Die Frau sagte zu ihm: Herr, ich sehe, dass du ein Pro­phet bist. Unsere Väter haben auf diesem Berg Gott angebetet; ihr aber sagt, in Jerusalem sei die Stätte, wo man anbeten muss. Jesus sprach zu ihr: Glaube mir, Frau, die Stunde kommt, zu der ihr weder auf diesem Berg noch in Jerusalem den Vater anbeten werdet. Ihr betet an, was ihr nicht kennt, wir beten an, was wir ken­nen; denn das Heil kommt von den Juden. Aber die Stunde kommt, und sie ist schon da, zu der die wahren Beter den Vater anbeten werden im Geist und in der Wahrheit; denn so will der Vater angebetet werden. Gott ist Geist, und alle, die ihn anbeten, müssen im Geist und in der Wahrheit anbeten.

Joh 4, 19-24

Lesung 1

Dann sah ich einen neuen Himmel und eine neue Erde; denn der erste Himmel und die erste Erde sind vergan­gen, auch das Meer ist nicht mehr.
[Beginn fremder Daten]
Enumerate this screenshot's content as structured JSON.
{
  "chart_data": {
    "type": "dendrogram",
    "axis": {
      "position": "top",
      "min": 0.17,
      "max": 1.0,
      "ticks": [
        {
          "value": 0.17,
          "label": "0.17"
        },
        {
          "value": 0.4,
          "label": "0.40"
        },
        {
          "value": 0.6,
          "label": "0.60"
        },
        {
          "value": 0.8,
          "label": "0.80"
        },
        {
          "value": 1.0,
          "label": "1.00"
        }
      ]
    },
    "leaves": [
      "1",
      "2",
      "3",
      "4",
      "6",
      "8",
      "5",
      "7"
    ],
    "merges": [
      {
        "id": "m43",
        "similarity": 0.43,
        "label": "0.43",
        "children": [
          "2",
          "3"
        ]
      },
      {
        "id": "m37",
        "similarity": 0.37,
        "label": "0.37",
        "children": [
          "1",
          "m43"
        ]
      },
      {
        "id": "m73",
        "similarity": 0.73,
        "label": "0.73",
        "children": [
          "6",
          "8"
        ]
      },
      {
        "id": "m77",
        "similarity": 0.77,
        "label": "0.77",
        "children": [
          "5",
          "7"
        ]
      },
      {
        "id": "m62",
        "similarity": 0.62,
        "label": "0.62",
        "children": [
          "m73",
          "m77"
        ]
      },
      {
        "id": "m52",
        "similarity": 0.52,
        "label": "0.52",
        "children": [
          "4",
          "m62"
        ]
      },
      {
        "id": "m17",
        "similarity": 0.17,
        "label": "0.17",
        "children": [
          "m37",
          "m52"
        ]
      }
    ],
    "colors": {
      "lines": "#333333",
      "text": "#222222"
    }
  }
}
Ich sah die heilige Stadt, das neue Jerusalem, von Gott her aus dem Him­mel herabkommen, sie war bereit wie eine Braut, die sich für ihren Mann geschmückt . hat. Da hörte ich eine laute Stimme vom Thron her rufen: Seht, die Wohnung Gottes unter den Menschen! Er wird in ihrer Mitte wohnen, und sie werden sein Volk sein; und er, Gott, wird bei ihnen sein. Er wird alle Tränen von ihren Augen abwischen: Der Tod wird nicht mehr sein, keine Trauer, keine Klage, keine Mühsal. Denn was früher war, ist ver­gangen.
Er, der auf dem Thron saß, sprach: Seht, ich mache alles neu.

Offb 21,1-5a

Lesung 2

Denn ihr seid nicht zu einem sichtbaren, lodernden Feuer hingetreten, zu dunklen Wolken, zu Finsternis und Sturmwind, zum Klang der Posaunen und zum Schall der Worte, bei denen die Hörer flehten, diese Stimme solle nicht weiter zu ihnen reden. Ihr seid vielmehr zum Berg Zion hingetreten, zur Stadt des lebendigen Gottes; dem himmlischen Jerusalem, zu Tausenden von Engeln, zu einer festlichen Versammlung und zur Gemeinschaft der Erstgeborenen, die im Himmel verzeichnet sind; zu Gott, dem Richter aller, zu den Geistern der schon vollendeten Gerechten.